No sul da Amazônia, onde a perda florestal é maior, a observância das normas ambientais teria o maior benefício, reduzindo o aquecimento futuro provocado por desmatamento em mais de 0,5°C em Mato Grosso – de 0,96°C no pior cenário para 0,4°C no cenário de preservação. Essas projeções não incluem o acréscimo de temperatura provocado pelo aquecimento global.

Florestas e mudanças climáticas

Butt, da Escola de Terra e Meio Ambiente de Leeds, afirmou em um comunicado que “compreender o impacto da perda de florestas na Amazônia é de vital importância”.

“O mundo está aquecendo, como resultado das mudanças climáticas. É importante sabermos como o desmatamento do ecossistema amazônico contribui para o aquecimento climático”, alerta. “Se o desmatamento estiver aquecendo as regiões vizinhas, isso terá grandes implicações para as pessoas. Elas vivem nessas áreas.”

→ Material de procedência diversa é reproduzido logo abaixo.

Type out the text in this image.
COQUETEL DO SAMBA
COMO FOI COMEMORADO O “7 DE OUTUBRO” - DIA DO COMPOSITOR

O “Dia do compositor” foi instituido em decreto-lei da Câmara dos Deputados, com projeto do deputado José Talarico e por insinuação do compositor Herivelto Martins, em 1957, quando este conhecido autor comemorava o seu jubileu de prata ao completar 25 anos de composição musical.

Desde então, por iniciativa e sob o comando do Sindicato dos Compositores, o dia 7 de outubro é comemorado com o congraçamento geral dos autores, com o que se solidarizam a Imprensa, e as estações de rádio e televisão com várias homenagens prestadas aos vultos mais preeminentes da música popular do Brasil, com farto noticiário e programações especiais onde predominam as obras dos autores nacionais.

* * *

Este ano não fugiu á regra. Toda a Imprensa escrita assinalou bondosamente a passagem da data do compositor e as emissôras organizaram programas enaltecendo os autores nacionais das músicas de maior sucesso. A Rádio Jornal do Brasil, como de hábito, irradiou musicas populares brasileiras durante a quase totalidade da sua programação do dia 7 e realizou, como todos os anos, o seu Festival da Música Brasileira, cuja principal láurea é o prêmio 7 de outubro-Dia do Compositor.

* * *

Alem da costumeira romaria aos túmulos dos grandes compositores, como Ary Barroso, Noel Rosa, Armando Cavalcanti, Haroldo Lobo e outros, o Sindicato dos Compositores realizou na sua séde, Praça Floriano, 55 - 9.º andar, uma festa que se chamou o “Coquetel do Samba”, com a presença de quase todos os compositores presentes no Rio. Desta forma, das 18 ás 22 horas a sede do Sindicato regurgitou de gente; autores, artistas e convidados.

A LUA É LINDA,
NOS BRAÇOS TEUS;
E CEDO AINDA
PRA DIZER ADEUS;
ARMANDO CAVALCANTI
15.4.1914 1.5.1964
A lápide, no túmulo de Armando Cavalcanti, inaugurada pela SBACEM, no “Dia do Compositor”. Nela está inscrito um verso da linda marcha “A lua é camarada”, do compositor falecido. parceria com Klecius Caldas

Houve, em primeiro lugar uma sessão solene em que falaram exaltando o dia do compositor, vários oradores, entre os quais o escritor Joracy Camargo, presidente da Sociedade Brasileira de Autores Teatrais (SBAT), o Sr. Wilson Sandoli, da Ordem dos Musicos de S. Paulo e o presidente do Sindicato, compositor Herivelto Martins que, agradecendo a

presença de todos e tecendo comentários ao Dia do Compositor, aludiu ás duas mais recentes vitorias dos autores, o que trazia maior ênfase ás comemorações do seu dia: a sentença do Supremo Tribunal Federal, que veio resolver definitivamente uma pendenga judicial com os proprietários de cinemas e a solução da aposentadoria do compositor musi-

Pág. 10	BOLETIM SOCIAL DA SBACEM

O professor Dominick Spracklen, da Universidade de Leeds e coautor do estudo, salientou que “é bem sabido que a proteção das florestas tropicais é crucial na luta contra as alterações climáticas globais” e também traz grandes benefícios a nível local, regional e nacional.

“Mostramos que a redução do desmatamento reduziria o aquecimento futuro no sul da Amazônia. Isso beneficiaria os habitantes de toda a região, reduzindo o stress térmico e os efeitos negativos na agricultura”, afirmou.

Celso von Randow, pesquisador do Instituto Nacional de Pesquisas Espaciais (INPE) e coautor do estudo, disse que “estudos sobre a importância da conservação das florestas para armazenar carbono são comuns no Brasil, mas ainda faltam estudos sobre os seus efeitos biofísicos”. Isto “é importante porque a Amazônia está aquecendo rapidamente devido às mudanças climáticas e agora é agravada pelo desmatamento.”

“Novos esforços para controlar o desmatamento em toda a Amazônia brasileira foram bem-sucedidos e as taxas de desmatamento diminuíram, e agora vemos os benefícios da possível redução do aquecimento que afeta as pessoas que vivem nesta região”, disse.